Thursday, October 4, 2012

The Bigger The Obstacle, The Bigger The Opportunity

I have a very good friend who is a very big pain in the butt! He has a habit of amusing himself by pushing at peoples' buttons under the quiese of "humor". He does it with everyone. Add in the fact he is a bit A.D.D., the combination can make him appear like an insensitive jerk who drives you CRAZY in a seemingly unending fashion. In my current state of nicotine detoxification, I quickly reached my saturation level with his humor.

Last night we had it out. What started out as a rational discussion got heated like two lions engaged in a "verbal" battle for dominance. We put it all out there. Eventually, we agreed to disagree and decided to start fresh..

I let his apartment because I was meeting another friend who was gonna help me with an audition I had this afternoon. I was in such a state, I could not get myself focused so my head was in the game professionally.

When I got home I was still fuming that my close friend felt I am always overreacting while I felt he needed to learn when to stop pushing people's buttons when it is clearly bothering them. They are called "buttons" for a reason, push them enough and you are playing with fire.. This has been the one issue we continued to have with one another for years.


Frustrated that I allowed this situation to affect my rehearsal, I decided to take a step back and address why I was still angry after agreeing to a fresh start. I don't believe in accidents or coincidence. Clearly this was all happening over and over for a reason.

I decided to say okay... if I AM overreacting, what is the lesson the Universe is trying to tell me? What am I resisting learning that my friend is unknowingly providing me the opportunity to see about myself? I was suddenly reminded of my "light bulb" moment of a few weeks ago!

I took things out of the personal and saw that I was not "living my beliefs". If I believe that you create your life through your thinking and the only thing you have control over is how you think about something, than I am actually giving over my power to the whims of others.

No one can affect your joy unless you let them.
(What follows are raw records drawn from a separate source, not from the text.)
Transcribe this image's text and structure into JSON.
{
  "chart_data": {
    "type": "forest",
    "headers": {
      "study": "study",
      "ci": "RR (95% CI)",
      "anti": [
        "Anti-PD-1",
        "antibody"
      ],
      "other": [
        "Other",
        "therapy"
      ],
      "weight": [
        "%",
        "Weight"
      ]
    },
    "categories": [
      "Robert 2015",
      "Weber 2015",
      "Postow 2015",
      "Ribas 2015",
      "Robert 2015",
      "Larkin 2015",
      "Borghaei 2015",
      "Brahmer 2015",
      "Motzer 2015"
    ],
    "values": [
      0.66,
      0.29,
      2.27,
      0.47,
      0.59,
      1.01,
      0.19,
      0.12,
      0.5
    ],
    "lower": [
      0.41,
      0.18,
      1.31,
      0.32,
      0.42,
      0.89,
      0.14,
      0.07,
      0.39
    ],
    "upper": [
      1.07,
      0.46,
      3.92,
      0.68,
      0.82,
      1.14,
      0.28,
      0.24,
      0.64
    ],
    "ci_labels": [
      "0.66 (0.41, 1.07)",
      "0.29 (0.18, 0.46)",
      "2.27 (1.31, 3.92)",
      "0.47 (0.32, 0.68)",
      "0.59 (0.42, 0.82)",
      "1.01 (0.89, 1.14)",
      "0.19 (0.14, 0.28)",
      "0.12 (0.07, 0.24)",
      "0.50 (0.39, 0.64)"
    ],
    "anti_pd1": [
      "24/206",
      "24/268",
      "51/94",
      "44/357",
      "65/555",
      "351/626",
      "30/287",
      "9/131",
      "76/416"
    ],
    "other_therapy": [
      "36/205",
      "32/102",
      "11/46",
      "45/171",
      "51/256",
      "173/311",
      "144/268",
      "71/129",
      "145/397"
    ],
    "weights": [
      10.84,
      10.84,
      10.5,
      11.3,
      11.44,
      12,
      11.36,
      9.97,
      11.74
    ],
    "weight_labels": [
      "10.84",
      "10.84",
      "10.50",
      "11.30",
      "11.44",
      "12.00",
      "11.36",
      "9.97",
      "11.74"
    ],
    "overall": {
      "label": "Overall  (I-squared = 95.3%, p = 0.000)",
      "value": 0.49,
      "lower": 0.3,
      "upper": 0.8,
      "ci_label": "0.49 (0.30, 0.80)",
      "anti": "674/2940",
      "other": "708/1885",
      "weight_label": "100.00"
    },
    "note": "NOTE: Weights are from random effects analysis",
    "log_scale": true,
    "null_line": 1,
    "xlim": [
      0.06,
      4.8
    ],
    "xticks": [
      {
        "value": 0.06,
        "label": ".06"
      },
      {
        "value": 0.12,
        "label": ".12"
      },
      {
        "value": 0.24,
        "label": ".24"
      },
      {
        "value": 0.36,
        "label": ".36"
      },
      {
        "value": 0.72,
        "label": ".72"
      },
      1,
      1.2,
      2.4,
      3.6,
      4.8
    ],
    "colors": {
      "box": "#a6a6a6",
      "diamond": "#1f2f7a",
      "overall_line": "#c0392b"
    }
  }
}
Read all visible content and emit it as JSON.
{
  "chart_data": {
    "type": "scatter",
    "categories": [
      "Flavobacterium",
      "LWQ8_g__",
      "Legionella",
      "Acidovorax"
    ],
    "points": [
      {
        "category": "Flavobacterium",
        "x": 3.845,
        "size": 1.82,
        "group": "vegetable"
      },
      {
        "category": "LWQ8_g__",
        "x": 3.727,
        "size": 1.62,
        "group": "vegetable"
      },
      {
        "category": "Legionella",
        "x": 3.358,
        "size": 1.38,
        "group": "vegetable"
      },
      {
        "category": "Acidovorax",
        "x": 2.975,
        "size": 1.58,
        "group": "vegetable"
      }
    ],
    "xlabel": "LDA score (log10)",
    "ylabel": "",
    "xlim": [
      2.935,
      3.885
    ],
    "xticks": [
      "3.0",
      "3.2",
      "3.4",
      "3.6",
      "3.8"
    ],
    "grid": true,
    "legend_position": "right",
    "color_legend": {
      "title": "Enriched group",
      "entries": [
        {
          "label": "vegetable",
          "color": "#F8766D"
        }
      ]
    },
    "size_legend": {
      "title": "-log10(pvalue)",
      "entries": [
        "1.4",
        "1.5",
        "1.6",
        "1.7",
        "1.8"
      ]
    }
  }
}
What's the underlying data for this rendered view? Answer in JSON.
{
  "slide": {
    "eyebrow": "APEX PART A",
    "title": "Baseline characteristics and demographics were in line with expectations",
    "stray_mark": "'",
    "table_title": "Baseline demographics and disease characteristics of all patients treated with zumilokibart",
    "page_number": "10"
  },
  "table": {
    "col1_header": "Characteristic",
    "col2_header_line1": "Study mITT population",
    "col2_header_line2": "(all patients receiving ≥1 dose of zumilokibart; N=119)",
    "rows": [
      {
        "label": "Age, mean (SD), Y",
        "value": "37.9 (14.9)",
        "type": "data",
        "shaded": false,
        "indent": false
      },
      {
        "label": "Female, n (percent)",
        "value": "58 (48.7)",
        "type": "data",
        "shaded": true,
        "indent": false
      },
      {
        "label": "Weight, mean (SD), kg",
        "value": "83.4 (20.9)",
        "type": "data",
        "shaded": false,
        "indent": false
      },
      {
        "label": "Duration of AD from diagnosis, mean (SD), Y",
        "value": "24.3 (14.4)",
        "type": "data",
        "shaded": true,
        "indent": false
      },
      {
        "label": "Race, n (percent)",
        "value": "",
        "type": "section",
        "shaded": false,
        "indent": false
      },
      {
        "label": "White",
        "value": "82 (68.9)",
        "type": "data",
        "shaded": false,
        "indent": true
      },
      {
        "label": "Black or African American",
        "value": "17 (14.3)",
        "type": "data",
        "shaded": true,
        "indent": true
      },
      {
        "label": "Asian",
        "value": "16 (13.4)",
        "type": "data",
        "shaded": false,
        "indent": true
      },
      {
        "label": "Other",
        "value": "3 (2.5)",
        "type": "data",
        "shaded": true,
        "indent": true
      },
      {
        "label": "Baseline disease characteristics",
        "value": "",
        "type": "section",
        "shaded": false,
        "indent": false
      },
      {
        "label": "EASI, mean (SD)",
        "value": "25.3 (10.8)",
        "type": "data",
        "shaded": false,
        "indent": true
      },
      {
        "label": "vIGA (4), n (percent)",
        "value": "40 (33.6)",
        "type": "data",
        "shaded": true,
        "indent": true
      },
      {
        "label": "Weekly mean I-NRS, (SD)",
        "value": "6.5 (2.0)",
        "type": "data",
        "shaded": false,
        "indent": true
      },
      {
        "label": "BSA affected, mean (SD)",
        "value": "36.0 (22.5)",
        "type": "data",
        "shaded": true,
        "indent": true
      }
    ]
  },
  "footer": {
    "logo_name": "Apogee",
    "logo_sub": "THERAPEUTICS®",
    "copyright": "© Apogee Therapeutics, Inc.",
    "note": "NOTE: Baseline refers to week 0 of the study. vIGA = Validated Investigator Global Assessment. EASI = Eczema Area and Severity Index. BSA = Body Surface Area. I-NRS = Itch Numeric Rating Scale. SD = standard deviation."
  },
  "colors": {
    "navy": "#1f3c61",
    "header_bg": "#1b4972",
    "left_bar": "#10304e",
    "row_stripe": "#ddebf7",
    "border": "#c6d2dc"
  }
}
I can't change him. I can only change me. I was trying to make him stop "pushing my buttons". I should be focusing on why I am choosing to let his words trigger me rather than see his actions as a reflection of his issues. not mine.  This is easier said than done, but it is completely do-able.

The Universe gave me a gift and I am taking it.

I am not saying I accept or condone my friend's choices but those are his to make. My choice is to keep my head focused on my path, not anyone else's. When my buttons got pushed, I got stuck in trying to be right rather than happy.

I decided to choose HAPPY. 

It was like a cure for toxic poisoning. My mind stopped obsessing and I was finally able to seriously work on my audition piece.

The audition itself, another journey to a new casting director over at the Paramount Studios lot, was fun and better than I could have hoped for.

My priorities are now getting in order. Another veil of nicotine avoidance removed. I was stuffing my emotions down with nicotine, blinding me to a lesson I still needed to address that will not only help me as a person and an artist..  

This road I am on is filled with many obstacles and potential roadblocks. Personally. Professionally.. Mentally. Today, I have cleared years worth of baggage from my "trunk of emotional debris". Dare I say, I have a lighter load and a better sense of my own power to direct my course?

In a manner of speaking, I have stopped being a passenger and became the driver of my life.

I guess there is value in living your belief system. Go figure.